Yancy’s entreaty suggests this form of self-critique is quite rare, yet there’s an entire cottage industry devoted to it. Similar arguments calling for white people to own their privilege have been published in places like the Huffington Post and Salon. Popular sites like YouTube and Tumblr play host to hundreds of earnest white people, eagerly disclaiming white privilege and their complicity in white supremacy. White rapper Macklemore recently released his second track concerning his own white privilege. Those who publicly go through with this ritual are, ostensibly, undertaking the hard work that Yancy asks for, waging “war within themselves.” Yet they don’t appear to be at war, at all. Despite their declarations of guilt, they don’t appear guilty. If anything, they have always struck me as supremely self-satisfied.
There may be such a thing as real self-indictment. But such self-indictment would necessarily be private in nature, either a genuinely internal act on the part of the person acknowledging their received advantage, or a private admission to an individual who needs to hear it. And if the admission is going to help chip away at white privilege, generally, it has to be tied to some form of action. To imagine that undergoing mental self-flagellation itself constitutes progress strikes me as progressivism at its most self-parodic. Yes, white folks, there’s value in recognizing ourselves as beneficiaries of structural racism, but that work is about building character, not dismantling structural racism. Do it on your own time.

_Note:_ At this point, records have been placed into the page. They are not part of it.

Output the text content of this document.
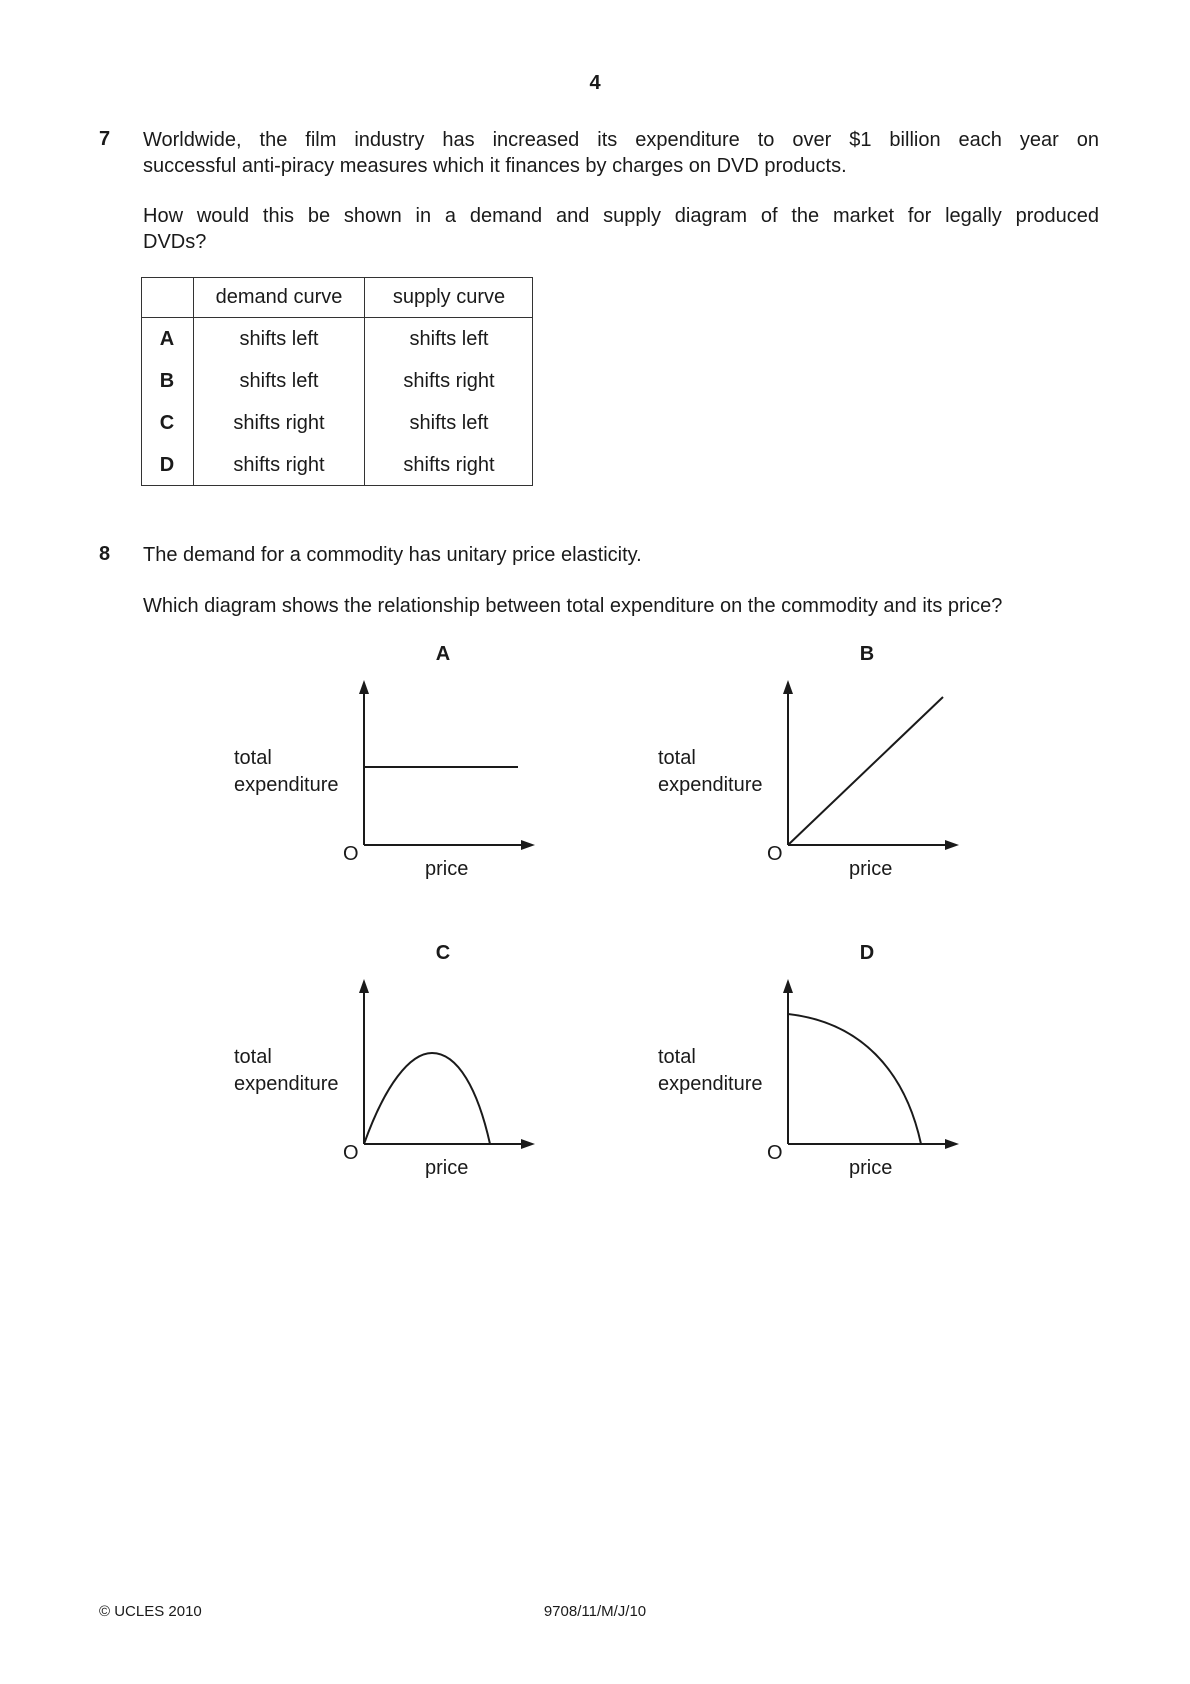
4
7 Worldwide, the film industry has increased its expenditure to over $1 billion each year on
successful anti-piracy measures which it finances by charges on DVD products.
How would this be shown in a demand and supply diagram of the market for legally produced
DVDs?
	demand curve	supply curve
A	shifts left	shifts left
B	shifts left	shifts right
C	shifts right	shifts left
D	shifts right	shifts right
8 The demand for a commodity has unitary price elasticity.
Which diagram shows the relationship between total expenditure on the commodity and its price?
A
total
expenditure
O
price
B
total
expenditure
O
price
C
total
expenditure
O
price
D
total
expenditure
O
price
© UCLES 2010	9708/11/M/J/10
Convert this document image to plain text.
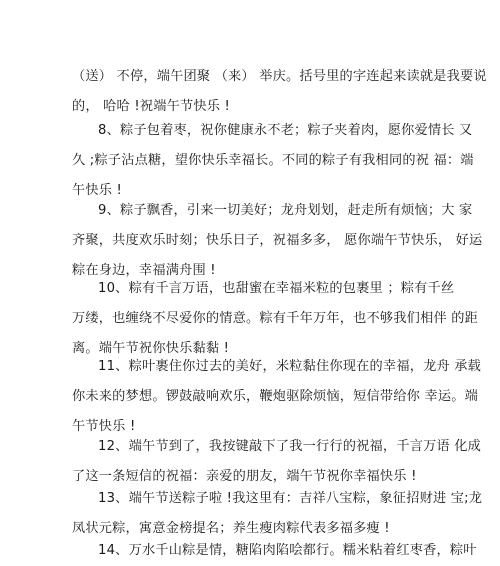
（送） 不停，端午团聚 （来） 举庆。括号里的字连起来读就是我要说
的， 哈哈 !祝端午节快乐 !
8、粽子包着枣，祝你健康永不老；粽子夹着肉，愿你爱情长 又
久 ;粽子沾点糖，望你快乐幸福长。不同的粽子有我相同的祝 福：端
午快乐 !
9、粽子飘香，引来一切美好；龙舟划划，赶走所有烦恼；大 家
齐聚，共度欢乐时刻；快乐日子，祝福多多， 愿你端午节快乐， 好运
粽在身边，幸福满舟围 !
10、粽有千言万语，也甜蜜在幸福米粒的包裹里 ；粽有千丝
万缕，也缠绕不尽爱你的情意。粽有千年万年，也不够我们相伴 的距
离。端午节祝你快乐黏黏 !
11、粽叶裹住你过去的美好，米粒黏住你现在的幸福，龙舟 承载
你未来的梦想。锣鼓敲响欢乐，鞭炮驱除烦恼，短信带给你 幸运。端
午节快乐 !
12、端午节到了，我按键敲下了我一行行的祝福，千言万语 化成
了这一条短信的祝福：亲爱的朋友，端午节祝你幸福快乐 !
13、端午节送粽子啦 !我这里有：吉祥八宝粽，象征招财进 宝;龙
凤状元粽，寓意金榜提名；养生瘦肉粽代表多福多瘦 !
14、万水千山粽是情，糖陷肉陷哙都行。糯米粘着红枣香，粽叶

My argument here, of course, is subject to the same critique: by indicting the people who so conspicuously acknowledge their white privilege, I’m setting myself on a higher plane than they are, and thus guilty of the same kind of jockeying for rank on the righteousness hierarchy I’m critiquing. But this merely serves to underscore the problem: anti-racism as mental hygiene is a road that has no ending. The question is whether our goal is to be good or to do good.